Identifier "X.org Configured"
Screen 0 "Screen0" 0 0
InputDevice "Mouse0" "CorePointer"
InputDevice "Keyboard0" "CoreKeyboard"
EndSection
Section "Files"
ModulePath "/usr/lib/xorg/modules"
FontPath "/usr/share/fonts/X11/misc"
FontPath "/usr/share/fonts/X11/cyrillic"
FontPath "/usr/share/fonts/X11/100dpi/:unscaled"
FontPath "/usr/share/fonts/X11/75dpi/:unscaled"
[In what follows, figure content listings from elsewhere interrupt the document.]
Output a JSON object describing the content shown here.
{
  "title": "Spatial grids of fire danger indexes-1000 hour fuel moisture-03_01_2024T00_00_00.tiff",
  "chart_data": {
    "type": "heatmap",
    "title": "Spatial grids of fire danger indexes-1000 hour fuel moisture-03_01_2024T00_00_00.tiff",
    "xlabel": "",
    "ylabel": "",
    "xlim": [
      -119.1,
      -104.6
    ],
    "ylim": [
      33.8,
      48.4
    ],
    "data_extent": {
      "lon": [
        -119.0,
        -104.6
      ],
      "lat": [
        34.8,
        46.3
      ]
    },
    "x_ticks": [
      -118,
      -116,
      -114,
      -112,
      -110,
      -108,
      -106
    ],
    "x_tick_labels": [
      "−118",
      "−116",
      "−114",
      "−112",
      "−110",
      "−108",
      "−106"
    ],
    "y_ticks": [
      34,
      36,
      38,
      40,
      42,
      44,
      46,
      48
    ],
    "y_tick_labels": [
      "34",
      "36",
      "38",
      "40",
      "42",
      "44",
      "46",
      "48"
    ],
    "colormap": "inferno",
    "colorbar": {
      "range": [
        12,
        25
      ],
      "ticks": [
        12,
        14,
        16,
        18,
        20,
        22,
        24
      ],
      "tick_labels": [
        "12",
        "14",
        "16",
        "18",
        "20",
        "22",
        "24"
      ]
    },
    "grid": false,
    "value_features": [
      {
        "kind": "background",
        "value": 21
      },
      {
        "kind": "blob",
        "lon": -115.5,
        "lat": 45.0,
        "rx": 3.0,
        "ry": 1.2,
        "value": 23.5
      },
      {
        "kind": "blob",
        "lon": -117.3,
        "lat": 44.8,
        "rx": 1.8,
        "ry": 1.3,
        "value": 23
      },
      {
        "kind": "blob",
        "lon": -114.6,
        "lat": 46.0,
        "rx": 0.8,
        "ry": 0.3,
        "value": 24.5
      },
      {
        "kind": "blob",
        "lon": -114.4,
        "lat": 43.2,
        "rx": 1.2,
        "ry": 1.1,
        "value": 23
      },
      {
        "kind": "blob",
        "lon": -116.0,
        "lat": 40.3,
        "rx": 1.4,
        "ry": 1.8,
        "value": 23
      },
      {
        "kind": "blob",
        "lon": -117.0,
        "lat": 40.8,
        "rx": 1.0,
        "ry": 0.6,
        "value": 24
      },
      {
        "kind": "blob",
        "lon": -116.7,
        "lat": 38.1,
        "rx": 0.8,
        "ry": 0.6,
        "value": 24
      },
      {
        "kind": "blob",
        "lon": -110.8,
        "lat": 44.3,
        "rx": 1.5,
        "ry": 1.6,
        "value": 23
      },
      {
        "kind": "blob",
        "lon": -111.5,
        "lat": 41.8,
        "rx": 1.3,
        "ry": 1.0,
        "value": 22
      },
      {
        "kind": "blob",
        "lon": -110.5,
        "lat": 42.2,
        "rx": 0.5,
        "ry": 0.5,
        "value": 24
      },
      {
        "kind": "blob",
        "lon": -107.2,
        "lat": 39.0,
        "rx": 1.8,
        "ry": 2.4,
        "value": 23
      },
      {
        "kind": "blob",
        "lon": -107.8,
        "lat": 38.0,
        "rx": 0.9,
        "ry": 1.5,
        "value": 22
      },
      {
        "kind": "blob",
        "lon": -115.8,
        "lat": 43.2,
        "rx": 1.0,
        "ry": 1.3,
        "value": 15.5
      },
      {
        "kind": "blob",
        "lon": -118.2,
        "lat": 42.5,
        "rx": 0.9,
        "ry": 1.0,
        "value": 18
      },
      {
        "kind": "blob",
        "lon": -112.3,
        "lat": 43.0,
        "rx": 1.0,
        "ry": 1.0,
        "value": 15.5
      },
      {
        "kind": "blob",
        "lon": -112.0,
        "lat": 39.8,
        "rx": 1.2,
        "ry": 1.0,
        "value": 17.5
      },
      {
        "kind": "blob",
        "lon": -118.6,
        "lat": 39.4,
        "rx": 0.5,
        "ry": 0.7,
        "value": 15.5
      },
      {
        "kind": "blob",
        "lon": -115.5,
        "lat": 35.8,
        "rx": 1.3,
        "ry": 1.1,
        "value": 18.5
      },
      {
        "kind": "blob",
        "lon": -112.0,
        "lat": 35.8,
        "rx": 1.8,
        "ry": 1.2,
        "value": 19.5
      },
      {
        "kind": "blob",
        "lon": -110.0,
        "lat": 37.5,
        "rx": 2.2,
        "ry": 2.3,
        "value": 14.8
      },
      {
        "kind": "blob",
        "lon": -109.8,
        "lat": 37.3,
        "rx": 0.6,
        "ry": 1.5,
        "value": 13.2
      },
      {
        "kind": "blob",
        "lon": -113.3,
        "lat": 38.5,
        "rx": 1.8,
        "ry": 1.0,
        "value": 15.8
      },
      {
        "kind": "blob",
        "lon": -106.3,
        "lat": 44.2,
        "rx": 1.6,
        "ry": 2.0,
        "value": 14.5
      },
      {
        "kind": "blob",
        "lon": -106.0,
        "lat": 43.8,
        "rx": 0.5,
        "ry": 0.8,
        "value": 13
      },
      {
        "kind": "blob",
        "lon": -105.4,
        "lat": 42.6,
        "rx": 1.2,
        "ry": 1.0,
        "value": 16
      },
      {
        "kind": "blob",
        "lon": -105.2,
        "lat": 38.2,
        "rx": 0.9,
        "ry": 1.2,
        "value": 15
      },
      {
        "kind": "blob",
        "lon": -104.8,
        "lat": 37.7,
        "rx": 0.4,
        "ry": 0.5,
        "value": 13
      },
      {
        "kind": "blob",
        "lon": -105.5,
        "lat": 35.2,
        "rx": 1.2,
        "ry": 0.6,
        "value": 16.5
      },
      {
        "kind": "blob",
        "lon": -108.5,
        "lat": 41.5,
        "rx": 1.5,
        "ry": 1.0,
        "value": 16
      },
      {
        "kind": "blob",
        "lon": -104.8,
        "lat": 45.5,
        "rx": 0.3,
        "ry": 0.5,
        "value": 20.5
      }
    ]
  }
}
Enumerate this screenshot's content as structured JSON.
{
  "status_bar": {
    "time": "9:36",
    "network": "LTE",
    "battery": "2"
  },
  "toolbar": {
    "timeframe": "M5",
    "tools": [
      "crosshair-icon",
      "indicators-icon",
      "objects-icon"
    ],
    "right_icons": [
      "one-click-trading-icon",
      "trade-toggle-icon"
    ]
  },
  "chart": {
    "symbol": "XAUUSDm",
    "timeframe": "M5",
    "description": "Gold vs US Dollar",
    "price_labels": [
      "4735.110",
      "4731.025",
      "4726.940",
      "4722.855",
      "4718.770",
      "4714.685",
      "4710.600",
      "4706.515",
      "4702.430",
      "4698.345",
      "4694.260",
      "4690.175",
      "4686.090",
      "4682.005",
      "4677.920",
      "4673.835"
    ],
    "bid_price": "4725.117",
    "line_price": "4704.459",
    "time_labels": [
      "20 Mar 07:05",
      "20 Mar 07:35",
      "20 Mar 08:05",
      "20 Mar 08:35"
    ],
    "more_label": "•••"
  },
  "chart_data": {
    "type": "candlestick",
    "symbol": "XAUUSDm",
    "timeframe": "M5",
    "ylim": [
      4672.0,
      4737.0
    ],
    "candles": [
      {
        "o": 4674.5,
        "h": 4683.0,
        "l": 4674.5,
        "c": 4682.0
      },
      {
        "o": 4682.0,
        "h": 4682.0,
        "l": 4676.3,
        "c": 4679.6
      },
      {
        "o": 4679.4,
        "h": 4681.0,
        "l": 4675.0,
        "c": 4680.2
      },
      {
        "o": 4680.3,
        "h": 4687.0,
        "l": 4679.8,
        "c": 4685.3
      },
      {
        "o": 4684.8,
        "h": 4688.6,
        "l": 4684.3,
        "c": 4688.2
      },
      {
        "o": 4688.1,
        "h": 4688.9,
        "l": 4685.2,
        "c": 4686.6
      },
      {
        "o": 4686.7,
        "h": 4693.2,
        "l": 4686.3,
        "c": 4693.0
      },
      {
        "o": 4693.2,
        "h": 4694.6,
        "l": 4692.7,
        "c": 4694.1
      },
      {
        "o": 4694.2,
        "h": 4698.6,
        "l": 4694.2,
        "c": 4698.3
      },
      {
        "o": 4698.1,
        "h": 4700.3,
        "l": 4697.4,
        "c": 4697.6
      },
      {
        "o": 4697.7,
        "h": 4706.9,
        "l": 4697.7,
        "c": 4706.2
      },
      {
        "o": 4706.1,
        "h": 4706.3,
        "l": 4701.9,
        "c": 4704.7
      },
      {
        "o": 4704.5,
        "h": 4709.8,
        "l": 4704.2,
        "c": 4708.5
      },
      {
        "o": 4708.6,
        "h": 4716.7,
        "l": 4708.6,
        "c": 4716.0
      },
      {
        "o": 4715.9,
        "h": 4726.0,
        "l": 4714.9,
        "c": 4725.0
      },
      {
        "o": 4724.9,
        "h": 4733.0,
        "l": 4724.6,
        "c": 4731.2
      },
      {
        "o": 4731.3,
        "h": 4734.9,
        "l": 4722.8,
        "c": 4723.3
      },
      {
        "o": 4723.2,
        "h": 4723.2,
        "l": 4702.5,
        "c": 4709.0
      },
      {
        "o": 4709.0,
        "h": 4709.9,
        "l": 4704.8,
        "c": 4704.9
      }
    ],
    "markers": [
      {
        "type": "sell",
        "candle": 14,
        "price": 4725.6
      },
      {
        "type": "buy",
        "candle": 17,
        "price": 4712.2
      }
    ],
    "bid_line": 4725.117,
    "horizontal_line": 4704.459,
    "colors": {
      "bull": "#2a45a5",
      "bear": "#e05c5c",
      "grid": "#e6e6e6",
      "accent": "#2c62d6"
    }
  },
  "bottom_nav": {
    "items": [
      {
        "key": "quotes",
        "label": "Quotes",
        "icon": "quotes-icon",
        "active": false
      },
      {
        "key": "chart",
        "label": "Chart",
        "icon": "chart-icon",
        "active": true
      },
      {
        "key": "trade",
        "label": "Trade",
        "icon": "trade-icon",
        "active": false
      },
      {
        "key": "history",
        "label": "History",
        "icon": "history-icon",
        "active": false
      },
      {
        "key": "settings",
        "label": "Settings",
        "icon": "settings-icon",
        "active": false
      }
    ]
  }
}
FontPath "/usr/share/fonts/X11/Type1"
FontPath "/usr/share/fonts/X11/100dpi"
FontPath "/usr/share/fonts/X11/75dpi"
FontPath "built-ins"
EndSection
Section "Module"
Load "glx"
EndSection
Section "InputDevice"
Identifier "Keyboard0"
Driver "kbd"
EndSection
Section "InputDevice"
Identifier "Mouse0"
Driver "mouse"
Option "Protocol" "auto"
Option "Device" "/dev/input/mice"
Option "ZAxisMapping" "4 5 6 7"
EndSection
Section "Monitor"
Identifier "Monitor0"
VendorName "Monitor Vendor"
ModelName "Monitor Model"
EndSection
Section "Device"
### Available Driver options are:-
### Values: <i>: integer, <f>: float, <bool>: "True"/"False",
### <string>: "String", <freq>: "<f> Hz/kHz/MHz",
### <percent>: "<f>%"
### [arg]: arg optional
#Option "SWcursor" # [<bool>]
#Option "kmsdev" # <str>
#Option "ShadowFB" # [<bool>]
#Option "AccelMethod" # <str>
#Option "PageFlip" # [<bool>]
#Option "ZaphodHeads" # <str>
#Option "DoubleShadow" # [<bool>]
Identifier "Card0"
Driver "modesetting"
BusID "PCI:0:0:0"
EndSection
Section "Screen"
Identifier "Screen0"
Device "Card0"
Monitor "Monitor0"
SubSection "Display"
Viewport 0 0
Depth 1
EndSubSection
SubSection "Display"
Viewport 0 0
Depth 4
EndSubSection
SubSection "Display"
Viewport 0 0
Depth 8
EndSubSection
SubSection "Display"
Viewport 0 0
Depth 15
EndSubSection
SubSection "Display"
Viewport 0 0
Depth 16
EndSubSection
SubSection "Display"
Viewport 0 0
Depth 24
EndSubSection
EndSection
I am not sure why the driver is set to modesetting
, but changing it to nvidia
results in Failed to load module "nvidia" (module does not exist, 0)
.
Question
Do you have any hints how I can get Xorg (or any other X Server) running within a container while using the Nvidia Tesla T4 GPU, but without a display?